Input files overview#

The table below summarizes all input files. Which files you need depends on whether you are running a single building or a batch via manifest.

File Single building Batch (manifest) Description
building.yml required -- single-building specification
manifest.yml -- required experiment specification
artifacts.yml -- required file paths for GIS, DB, weather, etc.
semantic-fields.yml required required semantic field definitions and GIS column mappings
component-map.yml required required maps semantic fields to component selection rules
components-lib.db required required SQLite component database
buildings.parquet -- required GIS building footprints (GeoDataFrame)
gis-preprocessor.yml -- optional geometry validation and defaults
hourly-data-config.yml -- optional hourly output variable configuration
overheating-config.yml -- optional overheating analysis thresholds
EPW weather file required required EnergyPlus weather data (URL or local path)

Input file details#

building.yml -- single building specification#

Used by make cli-native simulate (or make cli simulate). Defines a single building's geometry, envelope, and the semantic context used to look up components.

Required fields:

Field Type Description
db_file path path to the component database (SQLite)
semantic_fields_file path path to the semantic fields config
component_map_file path path to the component map config
epwzip_file path or URL EPW weather file
semantic_field_context dict key-value pairs matching semantic field names to their values

Optional fields:

Field Type Default Constraints Description
length float 15.0 >= 3.0 long edge of the building [m]
width float 15.0 >= 3.0 short edge of the building [m]
num_floors int 2 >= 1 number of floors
f2f_height float 3.0 >= 0 floor-to-floor height [m]
wwr float 0.2 0.0 -- 1.0 window-to-wall ratio
basement str "none" see below basement type
attic str "none" see below attic type
exposed_basement_frac float 0.25 0.0 -- 1.0 fraction of basement exposed to air

Valid values for basement and attic: "none", "unoccupied_unconditioned", "unoccupied_conditioned", "occupied_unconditioned", "occupied_conditioned".

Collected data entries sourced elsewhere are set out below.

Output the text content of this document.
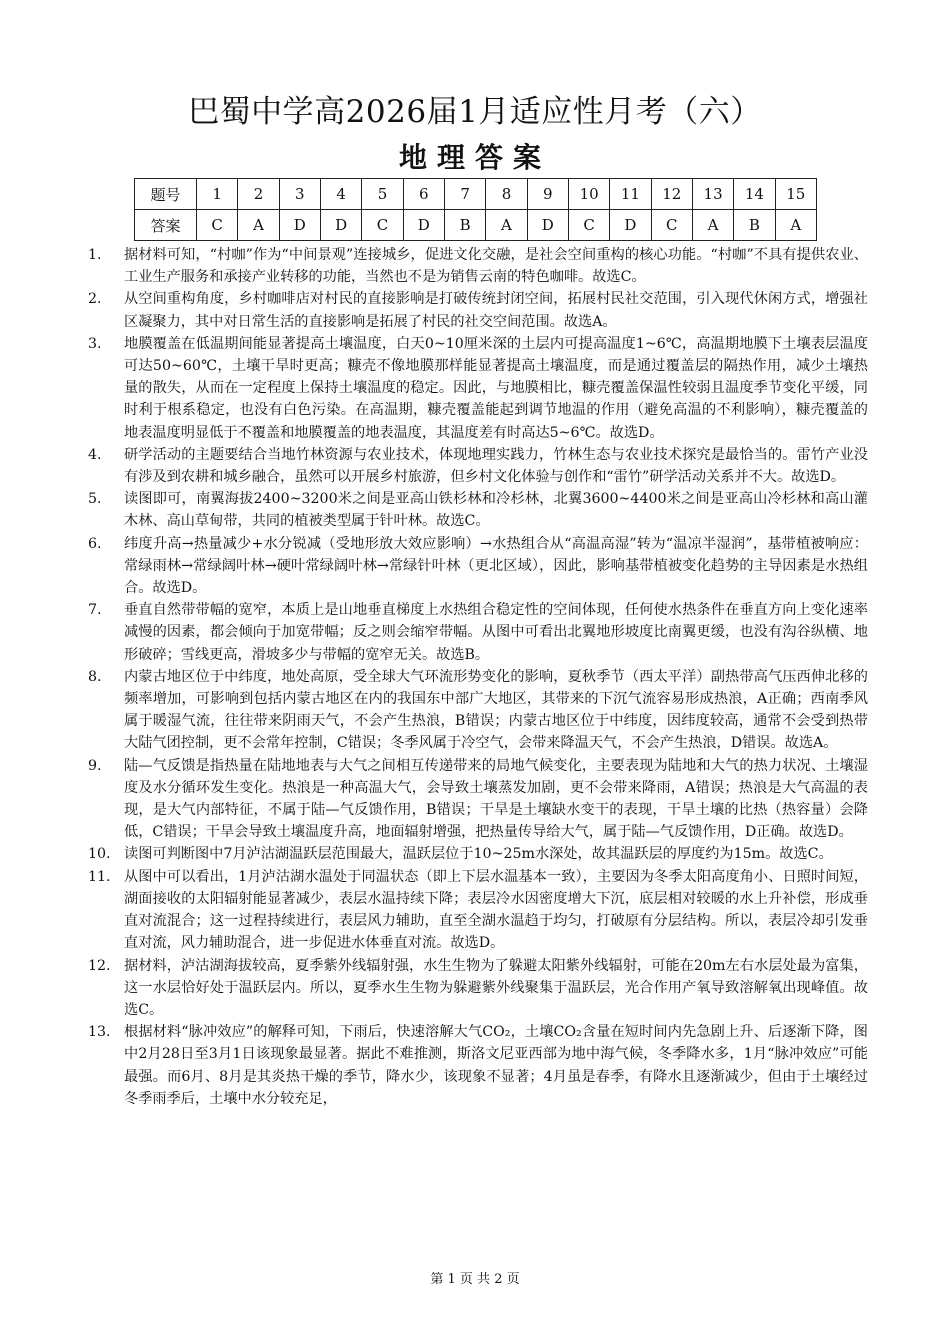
巴蜀中学高2026届1月适应性月考（六）
地理答案
题号	1	2	3	4	5	6	7	8	9	10	11	12	13	14	15
答案	C	A	D	D	C	D	B	A	D	C	D	C	A	B	A
1. 据材料可知，“村咖”作为“中间景观”连接城乡，促进文化交融，是社会空间重构的核心功能。“村咖”不具有提供农业、工业生产服务和承接产业转移的功能，当然也不是为销售云南的特色咖啡。故选C。
2. 从空间重构角度，乡村咖啡店对村民的直接影响是打破传统封闭空间，拓展村民社交范围，引入现代休闲方式，增强社区凝聚力，其中对日常生活的直接影响是拓展了村民的社交空间范围。故选A。
3. 地膜覆盖在低温期间能显著提高土壤温度，白天0~10厘米深的土层内可提高温度1~6℃，高温期地膜下土壤表层温度可达50~60℃，土壤干旱时更高；糠壳不像地膜那样能显著提高土壤温度，而是通过覆盖层的隔热作用，减少土壤热量的散失，从而在一定程度上保持土壤温度的稳定。因此，与地膜相比，糠壳覆盖保温性较弱且温度季节变化平缓，同时利于根系稳定，也没有白色污染。在高温期，糠壳覆盖能起到调节地温的作用（避免高温的不利影响），糠壳覆盖的地表温度明显低于不覆盖和地膜覆盖的地表温度，其温度差有时高达5~6℃。故选D。
4. 研学活动的主题要结合当地竹林资源与农业技术，体现地理实践力，竹林生态与农业技术探究是最恰当的。雷竹产业没有涉及到农耕和城乡融合，虽然可以开展乡村旅游，但乡村文化体验与创作和“雷竹”研学活动关系并不大。故选D。
5. 读图即可，南翼海拔2400~3200米之间是亚高山铁杉林和冷杉林，北翼3600~4400米之间是亚高山冷杉林和高山灌木林、高山草甸带，共同的植被类型属于针叶林。故选C。
6. 纬度升高→热量减少+水分锐减（受地形放大效应影响）→水热组合从“高温高湿”转为“温凉半湿润”，基带植被响应：常绿雨林→常绿阔叶林→硬叶常绿阔叶林→常绿针叶林（更北区域），因此，影响基带植被变化趋势的主导因素是水热组合。故选D。
7. 垂直自然带带幅的宽窄，本质上是山地垂直梯度上水热组合稳定性的空间体现，任何使水热条件在垂直方向上变化速率减慢的因素，都会倾向于加宽带幅；反之则会缩窄带幅。从图中可看出北翼地形坡度比南翼更缓，也没有沟谷纵横、地形破碎；雪线更高，滑坡多少与带幅的宽窄无关。故选B。
8. 内蒙古地区位于中纬度，地处高原，受全球大气环流形势变化的影响，夏秋季节（西太平洋）副热带高气压西伸北移的频率增加，可影响到包括内蒙古地区在内的我国东中部广大地区，其带来的下沉气流容易形成热浪，A正确；西南季风属于暖湿气流，往往带来阴雨天气，不会产生热浪，B错误；内蒙古地区位于中纬度，因纬度较高，通常不会受到热带大陆气团控制，更不会常年控制，C错误；冬季风属于冷空气，会带来降温天气，不会产生热浪，D错误。故选A。
9. 陆—气反馈是指热量在陆地地表与大气之间相互传递带来的局地气候变化，主要表现为陆地和大气的热力状况、土壤湿度及水分循环发生变化。热浪是一种高温大气，会导致土壤蒸发加剧，更不会带来降雨，A错误；热浪是大气高温的表现，是大气内部特征，不属于陆—气反馈作用，B错误；干旱是土壤缺水变干的表现，干旱土壤的比热（热容量）会降低，C错误；干旱会导致土壤温度升高，地面辐射增强，把热量传导给大气，属于陆—气反馈作用，D正确。故选D。
10. 读图可判断图中7月泸沽湖温跃层范围最大，温跃层位于10~25m水深处，故其温跃层的厚度约为15m。故选C。
11. 从图中可以看出，1月泸沽湖水温处于同温状态（即上下层水温基本一致），主要因为冬季太阳高度角小、日照时间短，湖面接收的太阳辐射能显著减少，表层水温持续下降；表层冷水因密度增大下沉，底层相对较暖的水上升补偿，形成垂直对流混合；这一过程持续进行，表层风力辅助，直至全湖水温趋于均匀，打破原有分层结构。所以，表层冷却引发垂直对流，风力辅助混合，进一步促进水体垂直对流。故选D。
12. 据材料，泸沽湖海拔较高，夏季紫外线辐射强，水生生物为了躲避太阳紫外线辐射，可能在20m左右水层处最为富集，这一水层恰好处于温跃层内。所以，夏季水生生物为躲避紫外线聚集于温跃层，光合作用产氧导致溶解氧出现峰值。故选C。
13. 根据材料“脉冲效应”的解释可知，下雨后，快速溶解大气CO₂，土壤CO₂含量在短时间内先急剧上升、后逐渐下降，图中2月28日至3月1日该现象最显著。据此不难推测，斯洛文尼亚西部为地中海气候，冬季降水多，1月“脉冲效应”可能最强。而6月、8月是其炎热干燥的季节，降水少，该现象不显著；4月虽是春季，有降水且逐渐减少，但由于土壤经过冬季雨季后，土壤中水分较充足，
第 1 页 共 2 页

If length < width, they are automatically swapped so length is always the longer edge.

Example (inputs/building.yml):

db_file: inputs/components-lib.db
semantic_fields_file: inputs/semantic-fields.yml
component_map_file: inputs/component-map.yml
epwzip_file: "https://climate.onebuilding.org/WMO_Region_4_North_and_Central_America/USA_United_States_of_America/MA_Massachusetts/USA_MA_Boston-Logan.Intl.AP.725090_TMYx.2009-2023.zip"
semantic_field_context:
  Region: TestRegion
  Typology: Residential
  Age_bracket: Post_2000
  Scenario: Baseline
  Income: Low
length: 20.0
width: 15.0
num_floors: 2
f2f_height: 3.5
wwr: 0.3
basement: none
attic: none
exposed_basement_frac: 0.25

manifest.yml -- experiment specification#

Used by make cli-native submit manifest (or make cli submit manifest). Defines a batch experiment over a set of buildings. All referenced config files can be either inline YAML or file paths -- when a path is given, the file is loaded automatically.

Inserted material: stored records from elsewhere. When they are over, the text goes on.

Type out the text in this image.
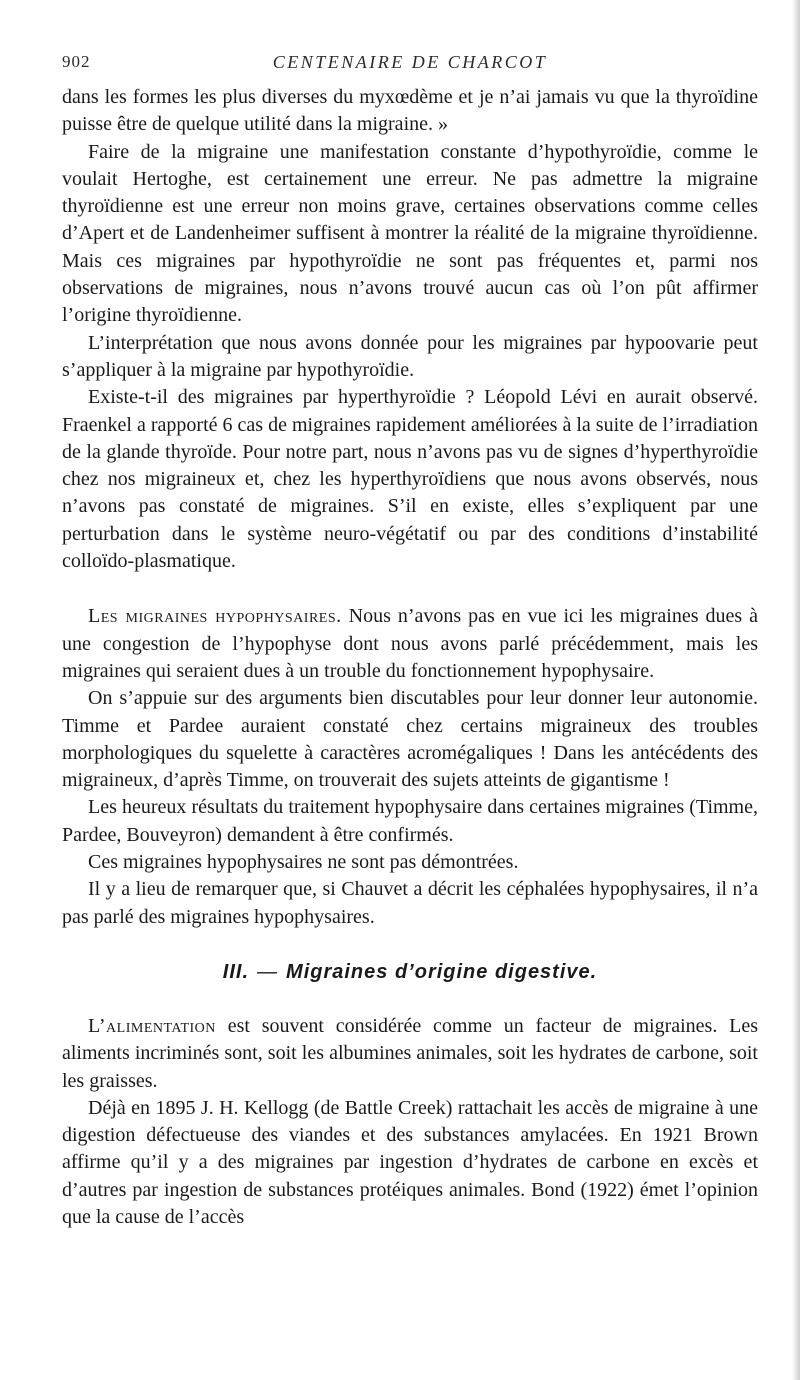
902	CENTENAIRE DE CHARCOT

dans les formes les plus diverses du myxœdème et je n’ai jamais vu que la thyroïdine puisse être de quelque utilité dans la migraine. »

Faire de la migraine une manifestation constante d’hypothyroïdie, comme le voulait Hertoghe, est certainement une erreur. Ne pas admettre la migraine thyroïdienne est une erreur non moins grave, certaines observations comme celles d’Apert et de Landenheimer suffisent à montrer la réalité de la migraine thyroïdienne. Mais ces migraines par hypothyroïdie ne sont pas fréquentes et, parmi nos observations de migraines, nous n’avons trouvé aucun cas où l’on pût affirmer l’origine thyroïdienne.

L’interprétation que nous avons donnée pour les migraines par hypoovarie peut s’appliquer à la migraine par hypothyroïdie.

Existe-t-il des migraines par hyperthyroïdie ? Léopold Lévi en aurait observé. Fraenkel a rapporté 6 cas de migraines rapidement améliorées à la suite de l’irradiation de la glande thyroïde. Pour notre part, nous n’avons pas vu de signes d’hyperthyroïdie chez nos migraineux et, chez les hyperthyroïdiens que nous avons observés, nous n’avons pas constaté de migraines. S’il en existe, elles s’expliquent par une perturbation dans le système neuro-végétatif ou par des conditions d’instabilité colloïdo-plasmatique.

Les migraines hypophysaires. Nous n’avons pas en vue ici les migraines dues à une congestion de l’hypophyse dont nous avons parlé précédemment, mais les migraines qui seraient dues à un trouble du fonctionnement hypophysaire.

On s’appuie sur des arguments bien discutables pour leur donner leur autonomie. Timme et Pardee auraient constaté chez certains migraineux des troubles morphologiques du squelette à caractères acromégaliques ! Dans les antécédents des migraineux, d’après Timme, on trouverait des sujets atteints de gigantisme !

Les heureux résultats du traitement hypophysaire dans certaines migraines (Timme, Pardee, Bouveyron) demandent à être confirmés.

Ces migraines hypophysaires ne sont pas démontrées.

Il y a lieu de remarquer que, si Chauvet a décrit les céphalées hypophysaires, il n’a pas parlé des migraines hypophysaires.

III. — Migraines d’origine digestive.

L’alimentation est souvent considérée comme un facteur de migraines. Les aliments incriminés sont, soit les albumines animales, soit les hydrates de carbone, soit les graisses.

Déjà en 1895 J. H. Kellogg (de Battle Creek) rattachait les accès de migraine à une digestion défectueuse des viandes et des substances amylacées. En 1921 Brown affirme qu’il y a des migraines par ingestion d’hydrates de carbone en excès et d’autres par ingestion de substances protéiques animales. Bond (1922) émet l’opinion que la cause de l’accès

Field Type Required Description
name str yes experiment/region name (used in run_name)
scenario str yes scenario identifier (e.g. Baseline, Retrofit)
file_config path or inline yes path to artifacts.yml or inline file config
gis_preprocessor_config path or inline no path to gis-preprocessor.yml or inline config
hourly_data_config path, inline, or null no path to hourly-data-config.yml, or null to disable
overheating_config path, inline, or null no path to overheating-config.yml, or null to disable

Example (inputs/manifest.yml):

name: TestRegion
scenario: Baseline
hourly_data_config: null
file_config: inputs/artifacts.yml
gis_preprocessor_config: inputs/gis-preprocessor.yml

Example with overheating and hourly data enabled:

name: TestRegion
scenario: Baseline
hourly_data_config: inputs/hourly-data-config.yml
overheating_config: inputs/overheating-config.yml
file_config: inputs/artifacts.yml
gis_preprocessor_config: inputs/gis-preprocessor.yml

artifacts.yml -- file references#

Points to the data files used during batch simulation. Referenced by manifest.yml via the file_config field.

Field Type Description
gis_file path path to the buildings GeoDataFrame (parquet)
db_file path path to the component database (SQLite)
semantic_fields_file path path to the semantic fields config
component_map_file path path to the component map config
epwzip_file path or URL EPW weather file (or null to use nearest EPW lookup)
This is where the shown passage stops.